Match Analysis

Dhruv Jurel's square-of-the-wicket artistry

The wicketkeeper-batter shows his full range during a maiden Test hundred of uninterrupted poise

Karthik Krishnaswamy
Karthik Krishnaswamy
03-Oct-2025 • 2 hrs ago
In the course of going from 36 to 60 on Friday afternoon in Ahmedabad, Dhruv Jurel hit three fours off West Indies' seamers. He hit all three off the back foot, all three in the arc behind square on the off side, and each was subtly different from the other.
The first came off a Jayden Seales delivery that was short but not necessarily wide, rising to just below shoulder height. Jurel rose with the ball, leaning slightly backwards to create room, and met it below his chin with his bat face open, using all of Seales' pace to guide the ball wide of gully.
The second and third came off Justin Greaves, and while there was a little more width to work with on these occasions, there wasn't as much pace, so Jurel manufactured the power himself, with two distinct kinds of wristwork.

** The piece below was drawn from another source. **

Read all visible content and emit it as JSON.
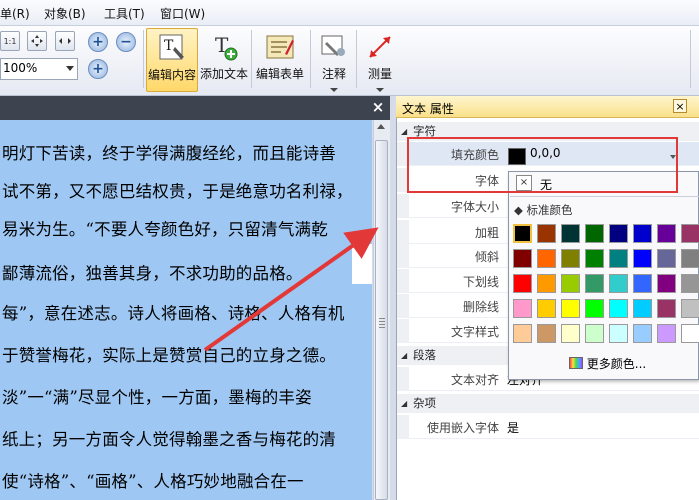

First, the conventional back-cut with wrists imparting topspin; here the emphasis was on getting on top of the bounce and keeping the ball down. The next one didn't bounce quite as much, so Jurel was able to employ the slice - with the point fielder having been pushed back, this way of playing the shot ensured he had no chance of saving the boundary, with the ball curving further and further away to his left as it scudded over the outfield.
These weren't particularly difficult shots for a Test batter to execute in excellent batting conditions, particularly against a bowler of Greaves' pace limitations. They made for gorgeous watching, though, particularly for viewers invested in Indian cricket's vast talent pool. We have watched Jurel bat and score runs before, and we've watched him do it in Test cricket, but we hadn't really had the chance of seeing this facet of his game, this deft, square-of-the-wicket artistry.
The innings that made everyone sit up and take notice of Jurel, the match-turning 90 against England in Ranchi last year, had come on a pitch of treacherous low bounce that all but took square-of-the-wicket runs out of the equation. That innings had been all about the full face of the bat and the opportunism of pouncing on scoring opportunities down the ground.
This innings, a maiden Test hundred of uninterrupted poise in straightforward batting conditions, allowed Jurel to show off his full square-of-the-wicket range. You could admire the fleetness of his footwork when he pulled Roston Chase for six when the offspinner dropped marginally short. From watching him do it again and again, you could marvel at his ability to place his leg-side clips exactly where he wanted, square or even behind square, without needing to close the face of his bat, just by meeting the ball a little closer to his body or a little further away.
It all looked so calm and organised that you began to forget this was a man playing just the sixth Test match of an understudy's career, all but one of his chances having arrived thanks to injury to one of the game's great wicketkeeper-batters. You began to forget that he had never before batted as high as No. 5.
But Jurel has always had this effect on the viewer, with that confident strut to the crease, that compact technique - with his hands never seeming to stray too far from his body, from backlift to follow-through - and those light feet that never seem to move all that much but usually seem to be in the right place. "Relax," all of that tells you. "I know what I'm doing."
He makes this look effortless, but it could be the outcome of the rigorous mental preparation he does before matches, visualising all the scenarios he's likely to come up against - the bowlers, the fields they are likely to set, the gaps he can target, the areas where he can score risk-free runs. And he does all this even when he knows he's not playing.
"I visualise a lot, whether I'm playing or not - I visualise what I would be doing if I was playing," he said at the end of the second day's play in Ahmedabad. "When I do play a match, nothing feels new to me. It feels like I've already experienced it, and I know what the feeling is.
"Everything I visualise - walking in, taking stance, taking leg [stump] guard, everything I visualise, so nothing feels different. I'm always prepared, whether I'm playing or not playing, I make that effort to keep myself ready."
So far, Jurel has had to keep himself ready for opportunities that could come without warning, but the assurance he radiates every time he keeps wicket and bat will surely lead India's team management to consider playing him regardless of Rishabh Pant's availability, with one of them keeping and the other playing as a specialist batter.
That discussion is gaining volume, but Jurel isn't about to get drawn into it.
"I feel you control what's in your control. It's not my decision whether I'm played as a batter or as a keeper. Wherever I get to play a match, whether it's [international or] domestic, my job is to score runs."
For the moment, he's doing that as well as he possibly can.